Courts have recognized two common legal self-help strategies that some tenants choose to pursue following a mold outbreak in their apartment or rental home. The first, known as "rent withholding," is when tenants decide to stop paying rent, claiming the mold has made their apartment uninhabitable. (Note that regardless of what may appear in a written lease with tenants, landlords in Florida are bound by the "implied warranty of habitability," a legal doctrine that requires providing tenants with apartments in livable condition.) The second strategy, known as "repair and deduct," involves tenants taking care of mold cleanup on their own and then subtracting the cost from their rent.
See Florida Tenant Rights to Withhold Rent for more information about these strategies, including their limitations.

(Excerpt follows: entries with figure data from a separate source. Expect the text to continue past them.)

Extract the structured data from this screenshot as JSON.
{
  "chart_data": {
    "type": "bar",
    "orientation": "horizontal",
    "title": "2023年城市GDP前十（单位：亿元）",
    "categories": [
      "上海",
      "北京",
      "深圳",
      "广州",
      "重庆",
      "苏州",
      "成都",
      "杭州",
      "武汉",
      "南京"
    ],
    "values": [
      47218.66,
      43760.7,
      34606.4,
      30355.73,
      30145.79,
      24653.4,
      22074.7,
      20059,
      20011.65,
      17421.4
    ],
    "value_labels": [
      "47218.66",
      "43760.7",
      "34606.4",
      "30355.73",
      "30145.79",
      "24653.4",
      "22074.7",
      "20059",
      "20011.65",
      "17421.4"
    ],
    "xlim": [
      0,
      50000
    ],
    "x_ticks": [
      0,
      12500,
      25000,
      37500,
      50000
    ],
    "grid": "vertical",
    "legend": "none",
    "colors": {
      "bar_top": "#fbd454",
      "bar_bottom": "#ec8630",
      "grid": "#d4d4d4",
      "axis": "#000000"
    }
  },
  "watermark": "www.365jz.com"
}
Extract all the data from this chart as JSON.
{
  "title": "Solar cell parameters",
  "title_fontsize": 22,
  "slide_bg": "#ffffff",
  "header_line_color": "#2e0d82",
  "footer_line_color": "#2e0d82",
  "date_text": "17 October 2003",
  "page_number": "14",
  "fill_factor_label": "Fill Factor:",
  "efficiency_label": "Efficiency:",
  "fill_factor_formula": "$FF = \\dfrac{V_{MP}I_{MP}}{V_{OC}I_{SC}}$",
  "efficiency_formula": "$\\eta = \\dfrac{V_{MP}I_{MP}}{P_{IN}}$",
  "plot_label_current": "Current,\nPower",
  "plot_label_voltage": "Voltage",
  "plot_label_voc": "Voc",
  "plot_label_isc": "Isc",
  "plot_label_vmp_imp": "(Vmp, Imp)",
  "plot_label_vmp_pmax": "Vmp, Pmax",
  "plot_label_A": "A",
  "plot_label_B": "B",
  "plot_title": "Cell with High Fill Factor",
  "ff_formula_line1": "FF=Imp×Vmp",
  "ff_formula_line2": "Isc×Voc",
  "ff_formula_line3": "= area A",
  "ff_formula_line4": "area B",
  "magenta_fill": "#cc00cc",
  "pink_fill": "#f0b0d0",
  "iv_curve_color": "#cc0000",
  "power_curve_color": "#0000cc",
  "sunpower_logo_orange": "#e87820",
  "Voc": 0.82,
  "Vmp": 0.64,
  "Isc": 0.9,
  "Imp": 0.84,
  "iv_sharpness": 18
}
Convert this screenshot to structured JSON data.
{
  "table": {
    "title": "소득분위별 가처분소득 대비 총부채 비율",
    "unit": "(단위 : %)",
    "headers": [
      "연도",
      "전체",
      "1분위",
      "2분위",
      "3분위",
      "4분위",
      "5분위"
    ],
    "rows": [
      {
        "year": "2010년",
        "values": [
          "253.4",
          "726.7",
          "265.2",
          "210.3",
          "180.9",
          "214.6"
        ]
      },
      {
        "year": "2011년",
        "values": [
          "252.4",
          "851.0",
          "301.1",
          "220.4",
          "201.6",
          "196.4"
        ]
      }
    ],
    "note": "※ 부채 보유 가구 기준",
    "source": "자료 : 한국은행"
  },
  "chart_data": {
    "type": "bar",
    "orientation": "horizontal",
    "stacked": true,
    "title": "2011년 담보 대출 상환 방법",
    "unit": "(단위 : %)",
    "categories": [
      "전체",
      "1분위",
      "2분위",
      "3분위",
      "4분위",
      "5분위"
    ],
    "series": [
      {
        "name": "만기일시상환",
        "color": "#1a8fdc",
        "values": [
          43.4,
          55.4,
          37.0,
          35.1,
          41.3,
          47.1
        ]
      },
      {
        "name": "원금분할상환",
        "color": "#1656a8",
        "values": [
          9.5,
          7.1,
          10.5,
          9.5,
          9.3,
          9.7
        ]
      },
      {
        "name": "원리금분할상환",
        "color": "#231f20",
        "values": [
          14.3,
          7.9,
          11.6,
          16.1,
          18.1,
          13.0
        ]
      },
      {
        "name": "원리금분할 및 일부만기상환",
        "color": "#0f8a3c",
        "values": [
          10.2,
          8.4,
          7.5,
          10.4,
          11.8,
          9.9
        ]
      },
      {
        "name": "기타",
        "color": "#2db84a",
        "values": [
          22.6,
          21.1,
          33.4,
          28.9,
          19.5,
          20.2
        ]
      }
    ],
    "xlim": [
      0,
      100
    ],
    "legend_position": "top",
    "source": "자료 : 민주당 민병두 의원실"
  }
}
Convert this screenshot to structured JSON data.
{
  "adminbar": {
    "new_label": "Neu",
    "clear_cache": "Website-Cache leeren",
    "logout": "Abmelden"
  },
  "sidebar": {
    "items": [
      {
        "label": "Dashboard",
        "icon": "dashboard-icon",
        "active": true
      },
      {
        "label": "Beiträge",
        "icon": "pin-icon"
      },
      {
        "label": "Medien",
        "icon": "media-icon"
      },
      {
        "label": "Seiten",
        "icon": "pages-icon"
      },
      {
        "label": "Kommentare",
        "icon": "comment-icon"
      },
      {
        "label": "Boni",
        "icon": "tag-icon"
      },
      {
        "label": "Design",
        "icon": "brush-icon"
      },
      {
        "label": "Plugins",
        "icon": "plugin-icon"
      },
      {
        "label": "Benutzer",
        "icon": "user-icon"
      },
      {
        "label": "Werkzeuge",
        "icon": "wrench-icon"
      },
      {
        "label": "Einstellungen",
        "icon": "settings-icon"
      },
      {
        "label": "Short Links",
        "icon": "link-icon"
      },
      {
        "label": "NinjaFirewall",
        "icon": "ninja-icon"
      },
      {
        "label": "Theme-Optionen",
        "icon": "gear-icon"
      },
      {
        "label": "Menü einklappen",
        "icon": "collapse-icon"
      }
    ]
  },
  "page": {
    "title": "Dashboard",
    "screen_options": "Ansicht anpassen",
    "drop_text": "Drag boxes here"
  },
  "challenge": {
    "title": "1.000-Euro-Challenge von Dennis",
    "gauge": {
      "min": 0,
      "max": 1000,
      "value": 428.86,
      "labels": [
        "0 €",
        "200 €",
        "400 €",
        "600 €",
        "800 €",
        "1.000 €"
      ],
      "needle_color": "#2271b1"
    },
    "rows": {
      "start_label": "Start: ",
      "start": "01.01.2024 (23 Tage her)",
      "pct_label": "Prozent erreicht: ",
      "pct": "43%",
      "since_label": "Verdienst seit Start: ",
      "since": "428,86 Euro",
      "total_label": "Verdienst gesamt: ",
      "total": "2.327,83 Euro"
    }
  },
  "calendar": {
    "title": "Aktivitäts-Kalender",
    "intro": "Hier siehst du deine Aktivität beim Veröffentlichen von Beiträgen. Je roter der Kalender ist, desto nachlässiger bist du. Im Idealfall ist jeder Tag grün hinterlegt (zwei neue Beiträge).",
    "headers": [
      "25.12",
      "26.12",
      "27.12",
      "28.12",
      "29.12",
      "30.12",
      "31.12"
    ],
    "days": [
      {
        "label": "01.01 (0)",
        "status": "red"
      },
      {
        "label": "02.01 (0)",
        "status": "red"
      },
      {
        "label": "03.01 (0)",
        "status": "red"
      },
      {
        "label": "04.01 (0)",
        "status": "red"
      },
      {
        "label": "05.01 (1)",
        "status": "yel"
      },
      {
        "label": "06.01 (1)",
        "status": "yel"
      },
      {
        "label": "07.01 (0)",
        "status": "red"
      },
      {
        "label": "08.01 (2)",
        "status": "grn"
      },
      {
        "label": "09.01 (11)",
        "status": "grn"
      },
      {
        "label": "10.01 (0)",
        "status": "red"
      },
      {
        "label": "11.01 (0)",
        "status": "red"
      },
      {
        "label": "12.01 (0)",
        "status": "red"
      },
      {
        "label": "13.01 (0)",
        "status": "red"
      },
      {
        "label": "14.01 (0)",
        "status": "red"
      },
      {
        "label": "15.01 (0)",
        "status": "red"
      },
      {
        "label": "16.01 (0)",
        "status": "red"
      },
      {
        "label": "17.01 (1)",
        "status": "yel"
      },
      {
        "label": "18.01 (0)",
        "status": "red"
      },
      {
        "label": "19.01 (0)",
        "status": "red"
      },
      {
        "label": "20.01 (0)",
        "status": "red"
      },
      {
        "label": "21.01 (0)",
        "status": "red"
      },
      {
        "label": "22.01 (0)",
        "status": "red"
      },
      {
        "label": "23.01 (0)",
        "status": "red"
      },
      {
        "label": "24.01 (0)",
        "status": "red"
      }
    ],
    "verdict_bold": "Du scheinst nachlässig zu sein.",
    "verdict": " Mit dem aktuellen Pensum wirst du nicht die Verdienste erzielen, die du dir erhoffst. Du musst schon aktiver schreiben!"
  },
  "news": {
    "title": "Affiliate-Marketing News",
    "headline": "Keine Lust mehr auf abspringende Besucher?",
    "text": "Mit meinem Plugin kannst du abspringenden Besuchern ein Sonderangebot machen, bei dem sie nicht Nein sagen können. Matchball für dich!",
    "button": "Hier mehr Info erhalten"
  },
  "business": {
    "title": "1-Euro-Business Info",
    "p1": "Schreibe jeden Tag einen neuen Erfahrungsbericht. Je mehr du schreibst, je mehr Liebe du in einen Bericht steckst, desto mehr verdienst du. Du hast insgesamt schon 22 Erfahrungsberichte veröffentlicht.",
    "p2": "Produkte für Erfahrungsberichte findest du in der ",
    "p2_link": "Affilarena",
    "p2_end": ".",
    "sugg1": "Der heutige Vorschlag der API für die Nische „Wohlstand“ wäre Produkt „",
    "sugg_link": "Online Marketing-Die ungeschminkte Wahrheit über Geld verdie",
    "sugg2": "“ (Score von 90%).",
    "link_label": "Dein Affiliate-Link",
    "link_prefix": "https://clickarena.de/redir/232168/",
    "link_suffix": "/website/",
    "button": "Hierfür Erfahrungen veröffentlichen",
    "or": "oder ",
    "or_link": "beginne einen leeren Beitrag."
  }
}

There is currently no federal law covering a landlord's responsibilities when it comes to mold. Also, Florida doesn't have any laws that specifically address a landlord's duties or liability when it comes to mold prevention and remediation.
However, tenants who believe they have been harmed by the presence of high concentrations of mold in their apartment can try to recover damages from their landlord in court to compensate them for their loss. If a judge or jury agrees that the landlord negligently created a mold problem or allowed one to continue at a property, the landlord could be on the hook for any harm.
For example, a local news channel investigation uncovered tenants at an Orlando, Florida, apartment complex living with serious mold, leaks, and flooding issues, as well as damaged electrical outlets that posed a fire hazard. The city reportedly fined the landlord $15,000 per day for 31 violations of its health and safety code.
Florida doesn't have any statutes or regulations that require landlords to disclose high concentrations of mold in rental properties to prospective tenants or buyers. Also, while federal law requires disclosures about lead paint, it doesn't impose a similar duty on landlords when it comes to mold.
Aside from any affirmative disclosure requirement, however, if you decide to list a property for sale, you should be ready with responses to questions potential buyers might ask about plumbing, humidity, and ventilation issues in your building.
If you believe a departing tenant caused a mold problem (beyond ordinary wear and tear) in an apartment or rental unit, you may wish to deduct the cost of cleaning from that tenant's security deposit. Florida law allows landlords to do this, provided they give the tenant a required notice with written explanation of the mold damage costs (along with any other claimed damages) within 30 days of the tenant's lease termination. If the tenant doesn't object (within 15 days), then you must return the remainder of the deposit to the tenant within 30 days of the date of your written explanation. (Fla. Stat. §§ 83.49.)
Because so much is at stake, it's important to try to prevent a mold problem from growing in your rental property in the first place, as well as take prompt, effective action to remove excess mold that you discover.